On Mon, Apr 13, 2015 at 04:32:24PM +0300, Jyri Sarha wrote:
On 04/13/15 15:16, Dan Carpenter wrote:
Thanks for looking at this. I haven't double checked your analysis, but 512 means the stack is 2k and that's too high. I think there is supposed to be a build warning if we use more than 1k of stack in a function?
It's better to allocate it with kmalloc() and free it at the end.
regards, dan carpenter
The function may get called hundreds or even thousands of times when an audio stream is started. How heavy is kmalloc/free cycle?
Using kmalloc just feels a bit stupid since in any remotely feasible case the maximum number of channels is 8. But maybe I just should not care.
I'm a total newbie to this specific so I can't really advise you.

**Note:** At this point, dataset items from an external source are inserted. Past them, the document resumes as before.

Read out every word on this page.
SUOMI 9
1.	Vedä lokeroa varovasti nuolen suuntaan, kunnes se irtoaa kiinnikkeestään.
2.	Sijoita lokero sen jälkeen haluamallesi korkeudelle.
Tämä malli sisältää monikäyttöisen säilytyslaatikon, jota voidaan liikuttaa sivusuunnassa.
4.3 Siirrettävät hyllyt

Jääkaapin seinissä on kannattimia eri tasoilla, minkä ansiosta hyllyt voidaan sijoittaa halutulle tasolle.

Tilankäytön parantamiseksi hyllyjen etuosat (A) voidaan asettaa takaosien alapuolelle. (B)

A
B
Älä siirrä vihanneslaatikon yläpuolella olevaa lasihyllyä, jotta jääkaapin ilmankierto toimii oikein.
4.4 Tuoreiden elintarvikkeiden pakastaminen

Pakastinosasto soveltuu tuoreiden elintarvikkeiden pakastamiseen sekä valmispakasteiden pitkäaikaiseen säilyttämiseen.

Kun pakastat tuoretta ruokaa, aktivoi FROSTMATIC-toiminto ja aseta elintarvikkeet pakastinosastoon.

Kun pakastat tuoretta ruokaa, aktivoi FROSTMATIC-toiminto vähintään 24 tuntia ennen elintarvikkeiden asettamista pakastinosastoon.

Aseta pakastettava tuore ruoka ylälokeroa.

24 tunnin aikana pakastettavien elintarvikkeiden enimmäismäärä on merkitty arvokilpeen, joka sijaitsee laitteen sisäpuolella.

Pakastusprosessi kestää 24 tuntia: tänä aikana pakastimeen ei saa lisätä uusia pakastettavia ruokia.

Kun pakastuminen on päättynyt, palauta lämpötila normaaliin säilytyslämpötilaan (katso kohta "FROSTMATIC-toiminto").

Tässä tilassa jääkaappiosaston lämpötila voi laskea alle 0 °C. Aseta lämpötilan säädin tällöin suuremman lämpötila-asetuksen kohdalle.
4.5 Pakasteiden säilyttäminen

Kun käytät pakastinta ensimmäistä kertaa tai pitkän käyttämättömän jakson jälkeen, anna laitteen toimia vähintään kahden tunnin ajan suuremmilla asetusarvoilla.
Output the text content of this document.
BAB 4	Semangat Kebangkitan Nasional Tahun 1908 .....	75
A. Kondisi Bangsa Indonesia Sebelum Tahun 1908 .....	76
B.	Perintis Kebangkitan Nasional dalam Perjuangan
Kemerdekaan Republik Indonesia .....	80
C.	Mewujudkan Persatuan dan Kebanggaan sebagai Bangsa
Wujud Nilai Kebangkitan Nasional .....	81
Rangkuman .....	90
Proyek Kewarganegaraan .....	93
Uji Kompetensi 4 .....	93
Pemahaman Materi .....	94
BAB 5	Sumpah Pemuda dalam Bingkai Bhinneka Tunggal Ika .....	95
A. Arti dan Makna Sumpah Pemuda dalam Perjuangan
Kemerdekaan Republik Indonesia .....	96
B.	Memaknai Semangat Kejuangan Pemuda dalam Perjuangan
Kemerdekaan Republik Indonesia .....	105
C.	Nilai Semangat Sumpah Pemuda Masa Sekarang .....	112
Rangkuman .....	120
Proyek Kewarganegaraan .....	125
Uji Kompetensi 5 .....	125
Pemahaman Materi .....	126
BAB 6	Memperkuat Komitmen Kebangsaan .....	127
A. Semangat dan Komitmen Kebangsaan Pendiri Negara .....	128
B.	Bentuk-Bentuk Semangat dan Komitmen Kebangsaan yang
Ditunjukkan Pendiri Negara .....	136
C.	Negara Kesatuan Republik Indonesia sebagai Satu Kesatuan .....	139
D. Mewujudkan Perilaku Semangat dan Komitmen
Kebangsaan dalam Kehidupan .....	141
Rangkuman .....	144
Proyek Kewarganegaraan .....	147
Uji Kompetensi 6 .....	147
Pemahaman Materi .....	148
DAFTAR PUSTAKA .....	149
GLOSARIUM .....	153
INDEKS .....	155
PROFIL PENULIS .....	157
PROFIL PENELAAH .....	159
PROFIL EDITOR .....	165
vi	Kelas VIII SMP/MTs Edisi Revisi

I did find the limit where GCC prints a warning:
home/kisskb/slave/src/net/rds/iw_rdma.c: warning: the frame size of 1052 bytes is larger than 1024 bytes [-Wframe-larger-than=]: 200:1 =>
Since this could go up to 2k that's pretty huge. One idea is to just say:
int small_buffer[64]; int size = ci->max - ci->min + 1; int *list = &small_buffer;
if (size > 64) list = kmalloc();
...
free: if (size > 64) kfree(list);
If you've looked at the call trees which call this function and we can't actually run out of space then that's probably fine too. I don't think there are any arches which still use 4k stacks.